Im creating Mobile App using Phonegap that first need to login. if login success It will retrieve the data to JSON.
This is the PHP page that connects to mobile site and retrieve the data.
<?php
$con = mysqli_connect($mysql_hostname, $mysql_user, $mysql_password,$mysql_database);
if (mysqli_connect_errno()) {
echo "Failed to connect to MySQL: " . mysqli_connect_error();
}else{
//echo 'ok';
}
if(isset($_POST['username']) && isset($_POST['password'])){
$username = $_POST['username'];
$password = $_POST['password'];
}
$sql = "SELECT * FROM member WHERE username = '$username' AND password = '$password'";
$result = mysqli_query($con,$sql);
if (!$result) {
//die('Error: ' . mysqli_error($con));
$data = array('status'=>'failure','Error: ' . mysqli_error($con));
}else {
//$result = mysqli_query($con,$sql);
$row = mysqli_fetch_array($result);
$details = array(
'id'=>$row['id'],
'username'=>$row['username'],
'email'=>$row['email'],
'password'=>$row['password'],
'repassword'=>$row['repassword'],
);
$data = array('status'=>'success','data'=>$details);
}
echo json_encode($data);
mysqli_close($con);
?>
but it doesnt work properly.
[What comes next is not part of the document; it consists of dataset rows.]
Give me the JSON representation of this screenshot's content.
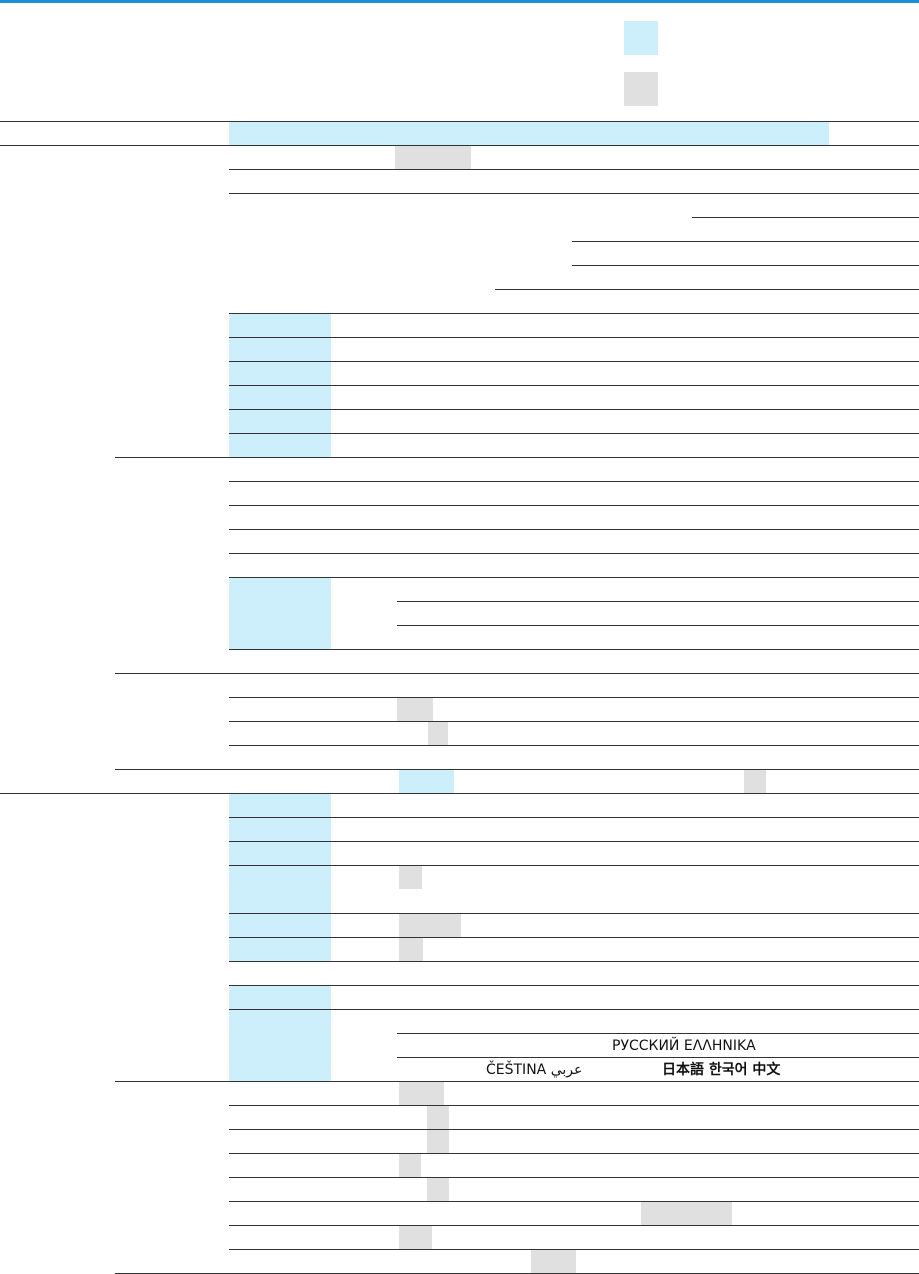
{
  "languages": {
    "line_1": "РУССКИЙ ΕΛΛΗΝΙΚΑ",
    "line_2_left": "ČEŠTINA عربي",
    "line_2_right": "日本語 한국어 中文"
  }
}
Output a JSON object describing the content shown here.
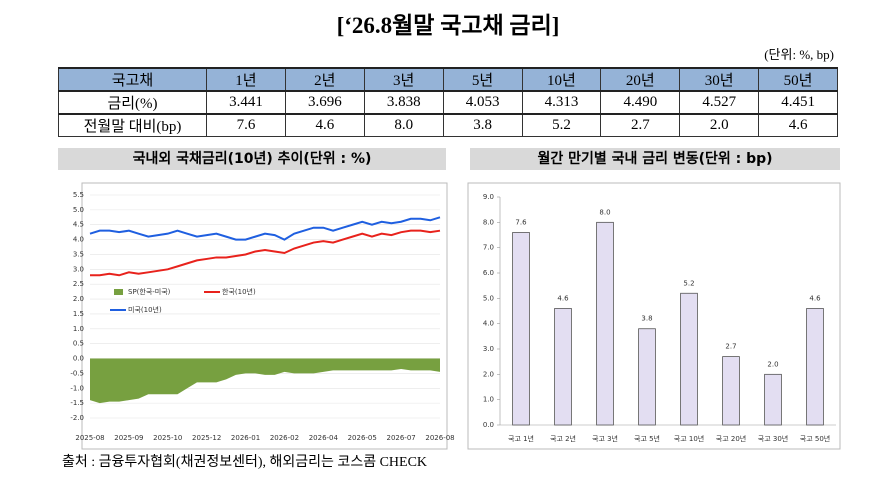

I'm following my lecturer Code. but i think he has missed something
here my HTML content
<script>
function login(){
var uName=$("#loginID").val();
var pwd=$("#pwdID").val();
$.post("http://boost.meximas.com/mobile/verifying.php", { username: uName, password: pwd },
function(json){
console.log(json);
var obj = jQuery.parseJSON(json );
console.log(obj.status);
if(obj.login == "success"){
alert("success");
}
else
alert("Incorrect user name or password");
});
}
</script>
<div data-role="content">
<Table>
<tr><td>Login</td>
<td><input class="fld" id="loginID" name="txtNum1" type="text" value="" /></td></tr>
<tr><td>Password</td>
<td><input class="fld" id="pwdID" name="txtNum1" type="text" value="" /></td></tr>
</Table>
<a class="ui-button" data-role="button" onClick="login();" data-transition="slide" id="flipid" >Login</a>
</div>